Dependent on the timeframe between making weight and the requirement to compete, it is also important to consider the context of rehydration and refuelling strategies, which can effectively support subsequent performance. Regular intervals of fluid intake equating to restoration of 150% total body fluid losses and with the addition of isotonic products containing ∼30–90 mmol/L of sodium, can lead to optimal rehydration. For the goal of glycogen restoration, key recommendations of >1.2 g carbohydrate/kg/h should be targeted, with lower relative intakes of <5 g carbohydrate/kg/day considered ideal for those events with shorter recovery windows, whereas those events which may have longer being able to achieve higher intakes ranging across 5-10 g carbohydrate/kg/day (1, 2). Finally, limiting foods high in fibre and fat content is also advised whereas the ingestion of mixed carbohydrate sources (glucose/fructose) may help to deliver energy and minimise any gastrointestinal distress.

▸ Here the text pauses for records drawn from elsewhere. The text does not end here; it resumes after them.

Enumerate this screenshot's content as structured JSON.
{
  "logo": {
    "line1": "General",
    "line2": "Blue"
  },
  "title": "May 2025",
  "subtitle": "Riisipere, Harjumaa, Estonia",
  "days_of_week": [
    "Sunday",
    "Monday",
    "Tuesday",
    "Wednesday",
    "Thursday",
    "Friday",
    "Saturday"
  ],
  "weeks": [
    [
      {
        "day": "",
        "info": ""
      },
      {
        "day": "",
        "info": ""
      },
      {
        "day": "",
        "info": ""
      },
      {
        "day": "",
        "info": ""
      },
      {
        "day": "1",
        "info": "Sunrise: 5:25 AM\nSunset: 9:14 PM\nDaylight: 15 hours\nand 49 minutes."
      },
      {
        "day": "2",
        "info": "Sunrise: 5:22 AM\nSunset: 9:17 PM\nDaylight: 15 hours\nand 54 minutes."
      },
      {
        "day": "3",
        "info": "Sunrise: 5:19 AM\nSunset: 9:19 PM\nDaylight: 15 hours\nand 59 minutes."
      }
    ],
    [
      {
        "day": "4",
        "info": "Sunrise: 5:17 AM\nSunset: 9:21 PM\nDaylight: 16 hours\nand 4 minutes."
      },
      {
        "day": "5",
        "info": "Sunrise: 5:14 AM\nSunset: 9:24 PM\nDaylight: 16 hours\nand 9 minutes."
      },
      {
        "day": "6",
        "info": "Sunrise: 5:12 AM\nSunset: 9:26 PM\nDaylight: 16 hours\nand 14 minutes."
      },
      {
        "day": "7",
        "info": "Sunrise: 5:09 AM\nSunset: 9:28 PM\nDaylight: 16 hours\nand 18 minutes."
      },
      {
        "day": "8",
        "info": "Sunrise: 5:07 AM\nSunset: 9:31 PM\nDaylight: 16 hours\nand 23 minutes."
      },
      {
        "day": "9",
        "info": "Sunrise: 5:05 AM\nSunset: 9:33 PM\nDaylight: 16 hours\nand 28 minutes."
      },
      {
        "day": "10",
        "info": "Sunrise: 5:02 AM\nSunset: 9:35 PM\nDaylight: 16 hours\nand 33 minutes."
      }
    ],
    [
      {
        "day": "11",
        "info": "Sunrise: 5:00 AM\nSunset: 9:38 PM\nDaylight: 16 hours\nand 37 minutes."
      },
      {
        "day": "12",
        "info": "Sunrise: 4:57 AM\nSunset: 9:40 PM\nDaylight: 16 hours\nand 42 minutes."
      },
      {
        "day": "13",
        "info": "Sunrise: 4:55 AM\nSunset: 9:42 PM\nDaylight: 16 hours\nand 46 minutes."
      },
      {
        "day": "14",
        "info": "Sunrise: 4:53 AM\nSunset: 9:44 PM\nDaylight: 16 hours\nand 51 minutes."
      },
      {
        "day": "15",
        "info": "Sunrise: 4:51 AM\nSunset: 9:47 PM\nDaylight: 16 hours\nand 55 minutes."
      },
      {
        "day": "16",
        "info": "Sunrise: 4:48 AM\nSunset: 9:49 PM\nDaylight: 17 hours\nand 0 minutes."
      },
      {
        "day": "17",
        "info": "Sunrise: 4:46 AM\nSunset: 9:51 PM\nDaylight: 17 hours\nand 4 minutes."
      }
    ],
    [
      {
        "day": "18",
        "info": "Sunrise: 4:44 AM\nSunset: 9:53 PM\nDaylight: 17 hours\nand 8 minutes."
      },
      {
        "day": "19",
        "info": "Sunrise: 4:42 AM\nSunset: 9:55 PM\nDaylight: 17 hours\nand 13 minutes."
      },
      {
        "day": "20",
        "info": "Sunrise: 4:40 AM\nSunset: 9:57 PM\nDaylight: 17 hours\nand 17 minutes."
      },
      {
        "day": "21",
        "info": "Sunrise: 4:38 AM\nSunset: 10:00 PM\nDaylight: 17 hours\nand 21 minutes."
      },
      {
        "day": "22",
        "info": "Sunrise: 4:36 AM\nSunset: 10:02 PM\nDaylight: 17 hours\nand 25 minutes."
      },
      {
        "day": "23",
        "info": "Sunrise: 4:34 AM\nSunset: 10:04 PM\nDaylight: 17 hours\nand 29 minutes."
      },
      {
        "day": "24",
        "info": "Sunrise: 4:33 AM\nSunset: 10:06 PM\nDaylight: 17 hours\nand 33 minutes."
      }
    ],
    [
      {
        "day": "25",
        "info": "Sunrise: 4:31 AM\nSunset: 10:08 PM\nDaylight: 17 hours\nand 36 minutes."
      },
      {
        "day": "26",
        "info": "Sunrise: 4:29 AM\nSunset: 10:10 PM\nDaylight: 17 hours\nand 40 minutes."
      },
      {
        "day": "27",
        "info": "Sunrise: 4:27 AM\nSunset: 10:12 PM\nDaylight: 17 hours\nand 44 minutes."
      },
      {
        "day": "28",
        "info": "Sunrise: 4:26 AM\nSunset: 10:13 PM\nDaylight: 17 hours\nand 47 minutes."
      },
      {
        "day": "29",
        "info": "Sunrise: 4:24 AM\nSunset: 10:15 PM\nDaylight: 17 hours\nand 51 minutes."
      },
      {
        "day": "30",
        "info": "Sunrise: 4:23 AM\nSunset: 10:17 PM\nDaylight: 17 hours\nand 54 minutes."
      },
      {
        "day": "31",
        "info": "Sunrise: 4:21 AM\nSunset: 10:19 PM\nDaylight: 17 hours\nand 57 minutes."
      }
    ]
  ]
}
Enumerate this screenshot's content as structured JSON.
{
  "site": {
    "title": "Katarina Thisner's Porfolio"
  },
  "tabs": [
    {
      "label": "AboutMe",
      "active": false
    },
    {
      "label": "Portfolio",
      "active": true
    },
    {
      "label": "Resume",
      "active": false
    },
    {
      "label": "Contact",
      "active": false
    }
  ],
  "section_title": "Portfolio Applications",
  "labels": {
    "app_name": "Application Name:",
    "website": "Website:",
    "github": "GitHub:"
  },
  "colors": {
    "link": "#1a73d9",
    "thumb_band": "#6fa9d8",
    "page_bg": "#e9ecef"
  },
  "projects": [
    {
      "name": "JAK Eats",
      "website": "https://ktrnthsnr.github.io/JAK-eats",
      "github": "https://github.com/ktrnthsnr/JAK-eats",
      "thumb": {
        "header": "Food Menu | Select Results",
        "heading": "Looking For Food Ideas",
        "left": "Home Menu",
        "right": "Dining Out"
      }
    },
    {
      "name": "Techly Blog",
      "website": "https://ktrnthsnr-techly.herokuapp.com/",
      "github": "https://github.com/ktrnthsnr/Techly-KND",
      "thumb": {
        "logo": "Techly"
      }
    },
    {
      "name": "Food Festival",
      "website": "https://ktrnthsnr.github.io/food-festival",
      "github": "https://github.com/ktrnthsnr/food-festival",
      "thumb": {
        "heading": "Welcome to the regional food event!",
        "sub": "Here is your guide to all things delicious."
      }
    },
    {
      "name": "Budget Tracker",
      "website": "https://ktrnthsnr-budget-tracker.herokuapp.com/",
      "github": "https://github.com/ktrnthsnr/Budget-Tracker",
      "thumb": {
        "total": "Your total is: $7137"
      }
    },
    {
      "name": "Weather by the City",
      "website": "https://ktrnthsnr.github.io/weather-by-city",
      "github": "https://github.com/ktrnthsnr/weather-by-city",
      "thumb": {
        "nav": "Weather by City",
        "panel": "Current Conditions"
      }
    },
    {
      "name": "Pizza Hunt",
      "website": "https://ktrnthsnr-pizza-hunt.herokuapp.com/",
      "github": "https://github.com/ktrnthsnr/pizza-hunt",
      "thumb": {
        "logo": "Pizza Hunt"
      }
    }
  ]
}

Post making weight recovery strategies are dependent on the timeframe between making weight and subsequent performance.

Can making weight be safely practised?

The previous information serves as a guide to making weight safely followed by adequate recovery, yet there are still a lot of unknowns in both the research and practice arenas within this area of sport nutrition. To that end, always consider the negative and positive potential health and performance implications that any making weight strategy may induce. Ultimately, it is always key to consider the specific context of any situation and recognise that this requires an informed, individual and periodised approach.


References

  1. Burke LM, Slater GJ, Matthews JJ, Langan-Evans C, Horswill CA. ACSM Expert Consensus Statement on Weight Loss in Weight-Category Sports. Curr Sports Med Rep. 2021;20(4):199-217.

  2. Langan-Evans C, Reale R, Sullivan J, Martin D. Nutritional Considerations for Female Athletes in Weight Category Sports. Eur J Sport Sci. 2021:1-13.

  3. Reale R, Slater G, Burke LM. Acute-Weight-Loss Strategies for Combat Sports and Applications to Olympic Success. Int J Sports Physiol Perform. 2017;12(2):142-51.

  4. Kasper AM, Crighton B, Langan-Evans C, Riley P, Sharma A, Close GL, et al. Case Study: Extreme Weight Making Causes Relative Energy Deficiency, Dehydration, and Acute Kidney Injury in a Male Mixed Martial Arts Athlete. Int J Sport Nutr Exerc Metab. 2019;29(3):331-8.